Circuler, jouer les uns pour les autres, que ce soit pour tirer ou juste pour participer, les Dubs le font quasiment chaque soir. C’est vrai, c’est plus facile avec le talent. C’est vrai. Indéniable. Quatre All-Stars, ça aide. Mais ça ne fait pas tout. Vous savez ce qui rend vraiment la vie plus facile ? Avoir la bonne attitude. Des franchises chargées en superstars, il y en a déjà eu. Elles ne sont pas toutes allées au bout. Certaines se sont mêmes crashées lamentablement. Y’a-t-il déjà eu un groupe aussi costaud que celui de la Bay ? Pas sûr, c’est vrai.

Les Golden State Warriors, le bon exemple à suivre

Mais rappelons-nous que bon nombre de suiveurs NBA refusaient de considérer Klay Thompson ou Draymond Green comme de vraies stars du championnat il y a encore trois ou quatre ans. Pourtant, nombreux sont ceux à hurler « ils ont quatre All-Stars ! » dès que l’opportunité se présente. Avec internet, le temps passe vite.
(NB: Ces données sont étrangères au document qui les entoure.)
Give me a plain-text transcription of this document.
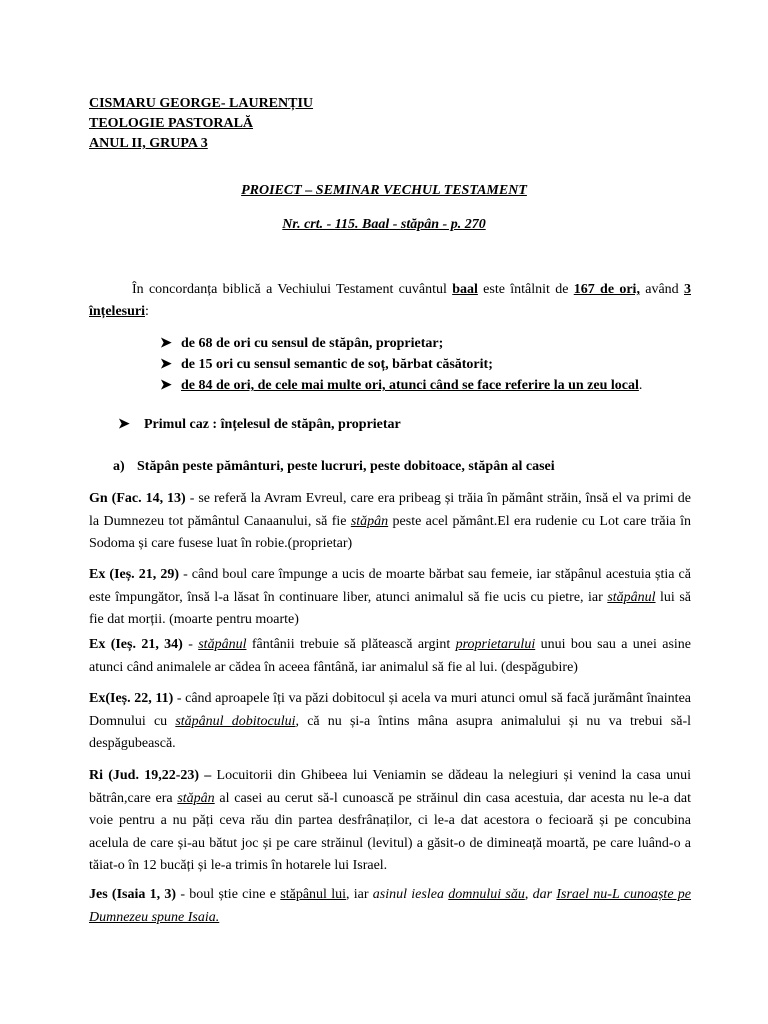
CISMARU GEORGE- LAURENȚIU
TEOLOGIE PASTORALĂ
ANUL II, GRUPA 3
PROIECT – SEMINAR VECHUL TESTAMENT
Nr. crt. - 115. Baal - stăpân - p. 270

În concordanța biblică a Vechiului Testament cuvântul baal este întâlnit de 167 de ori, având 3 înțelesuri:

➤ de 68 de ori cu sensul de stăpân, proprietar;
➤ de 15 ori cu sensul semantic de soț, bărbat căsătorit;
➤ de 84 de ori, de cele mai multe ori, atunci când se face referire la un zeu local.
➤ Primul caz : înțelesul de stăpân, proprietar
a) Stăpân peste pământuri, peste lucruri, peste dobitoace, stăpân al casei

Gn (Fac. 14, 13) - se referă la Avram Evreul, care era pribeag și trăia în pământ străin, însă el va primi de la Dumnezeu tot pământul Canaanului, să fie stăpân peste acel pământ.El era rudenie cu Lot care trăia în Sodoma și care fusese luat în robie.(proprietar)

Ex (Ieș. 21, 29) - când boul care împunge a ucis de moarte bărbat sau femeie, iar stăpânul acestuia știa că este împungător, însă l-a lăsat în continuare liber, atunci animalul să fie ucis cu pietre, iar stăpânul lui să fie dat morții. (moarte pentru moarte)

Ex (Ieș. 21, 34) - stăpânul fântânii trebuie să plătească argint proprietarului unui bou sau a unei asine atunci când animalele ar cădea în aceea fântână, iar animalul să fie al lui. (despăgubire)

Ex(Ieș. 22, 11) - când aproapele îți va păzi dobitocul și acela va muri atunci omul să facă jurământ înaintea Domnului cu stăpânul dobitocului, că nu și-a întins mâna asupra animalului și nu va trebui să-l despăgubească.

Ri (Jud. 19,22-23) – Locuitorii din Ghibeea lui Veniamin se dădeau la nelegiuri și venind la casa unui bătrân,care era stăpân al casei au cerut să-l cunoască pe străinul din casa acestuia, dar acesta nu le-a dat voie pentru a nu păți ceva rău din partea desfrânaților, ci le-a dat acestora o fecioară și pe concubina acelula de care și-au bătut joc și pe care străinul (levitul) a găsit-o de dimineață moartă, pe care luând-o a tăiat-o în 12 bucăți și le-a trimis în hotarele lui Israel.

Jes (Isaia 1, 3) - boul știe cine e stăpânul lui, iar asinul ieslea domnului său, dar Israel nu-L cunoaște pe Dumnezeu spune Isaia.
Peut-être que si Green et Thompson nous paraissent aussi forts aujourd’hui, c’est parce que le jeu de passes de Golden State les sublime. Les Warriors sont bien plus doués que leurs adversaires mais ils ont aussi – surtout ? – la bonne mentalité. Ça ne veut pas dire que les autres ont un mauvais esprit. Tout ne fonctionne pas par parallélisme. Mais c’est tout à l’honneur des Dubs de jouer de la sorte. Ça force le respect.

Oui, ils dominent et c’est chiant. Les finales n’ont plus d’autre intérêt que d’apprécier l’excellence d’une équipe bien au-dessus des autres (pour l’instant). Mais ça doit aussi servir d’exemple. Ces écrasements de tête en finales doivent servir le bien commun et tirer la ligue – peut-être même le basket dans sa globalité – vers le haut. Encore faut-il comprendre le bon message. Car en plus du talent, retenons bien que c’est cette capacité à se faire plaisir qui place Golden State sur les sommets. C’est bien d’être bon ou très bon. C’est mieux de l’être ensemble.